Just to prove a point, I read the unabridged Atlas Shrugged on my IPhone - pulling up my Kindle App whenever I had a few minutes of idle time. You would be surprised at how much time people waste. Took me about three months to complete the book.

Anonymous said...

Could it therefore be said that in order to loose weight, you should "Eat Less Than You're Hungry"
"Workout More Than You Want"

I love those 5 words of wizdom.

Just some guy said...

The world wouldn't collapse if people spent less than they made, this is a Keynesian myth. The foundation of all economic advancement is savings. I suggest you read some real economics books like Human Action by VonMises or Economics in One Lesson Hazlitt.

Anonymous said...

Busted up laughing... what a hoot!.

Green Steelhead said...

Wonderfully done, Captain. I love these latest videos. Just perfect.....

You know, Dave Ramsey has an empire based on this very simple principle. Wonderfully simple, yet so difficult for so many.

Anonymous said...

People bragging they're too dumb to read long texts? Someone lied to them, that's not how bragging works.

About Atlas Shrugged - there are like two passages that are intellectually worth-while, it was possible to publish just them alone, without all the fictional wrapper ...and only handful of hardcore libertarians would ever read those, as opposed to millions of people who read fiction. If anything, Ayn Rand understood marketing - that's why everyone and their grandma know who she is.

Eric Mueller said...

I read Atlas Shrugged in a couple of weeks last summer. I enjoyed it. The characters were a little two dimensional and every speech or rant was written in the same voice, but for the most part I liked it.

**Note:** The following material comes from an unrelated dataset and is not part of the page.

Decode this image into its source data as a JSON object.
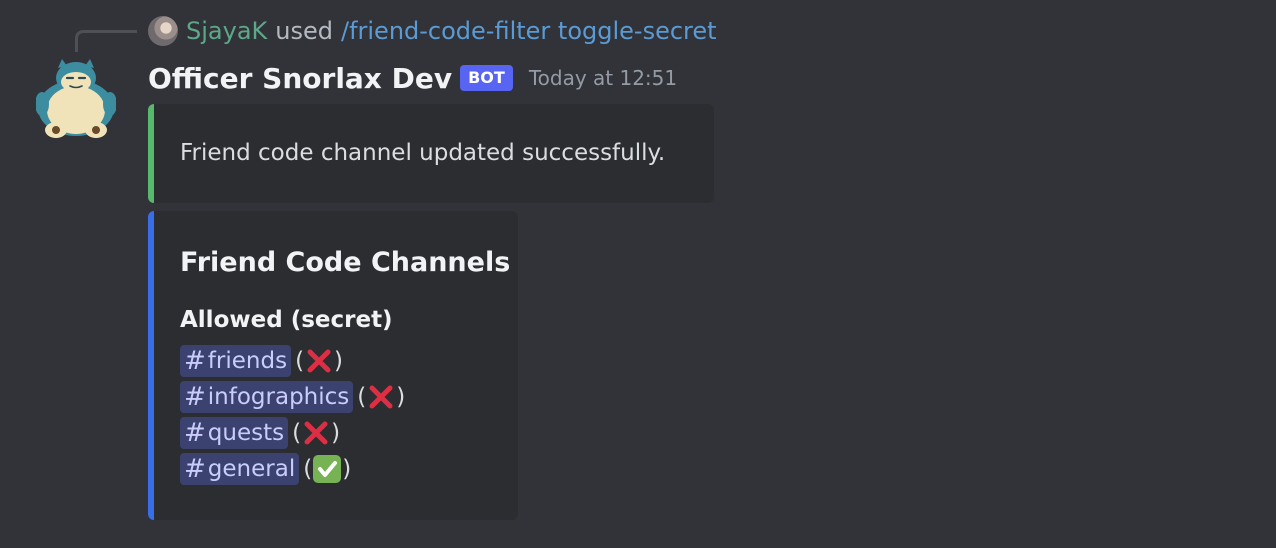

Except for 10 cent cups of coffee and pay phones, it's almost like she wrote the book tomorrow. It's almost prophetic.

Robert said...

Read it every ten years or so, read Fountainhead twice, though I gave up on We The Living in favour of Solyzhenitsin. Did you catch Hugh Hendry of Eclectica on a ZH video clip about a year ago explaining that the _main_ reason why he was having difficulty reading it was that it kept coming true ...

You could probably get it down to two words.
Molon Labe.

Faithless Cynic said...

Here is my version " When you punish people they get pissed off and retaliate."

Bottom line, the looters drove the productive to stop working. I have seen this in every job I ever worked. Screw the good workers and they slack off.

Anonymous said...

good video! that's the minimum of economic theory that anyone needs to know.
And while most people wouldn't disagree with her ideas if expressed in conversation, Atlas Shrugged was a poor vessel for good ideas-one of the worst philosophical novels written:
Strawmanship of both her ideals and those of her detractors? Yep.
Overlong and overblown? Yep.
No progress of characters? Yep.
As dimensional as a pure point?
I would send every character in the book to Rapture and then sink it.
The movie of "The Fountainhead" was decent, and she came across as bright and articulate in interviews-maybe just a case of a badly chosen medium?
Her ideas are better presented in the first two Bioshock games, however.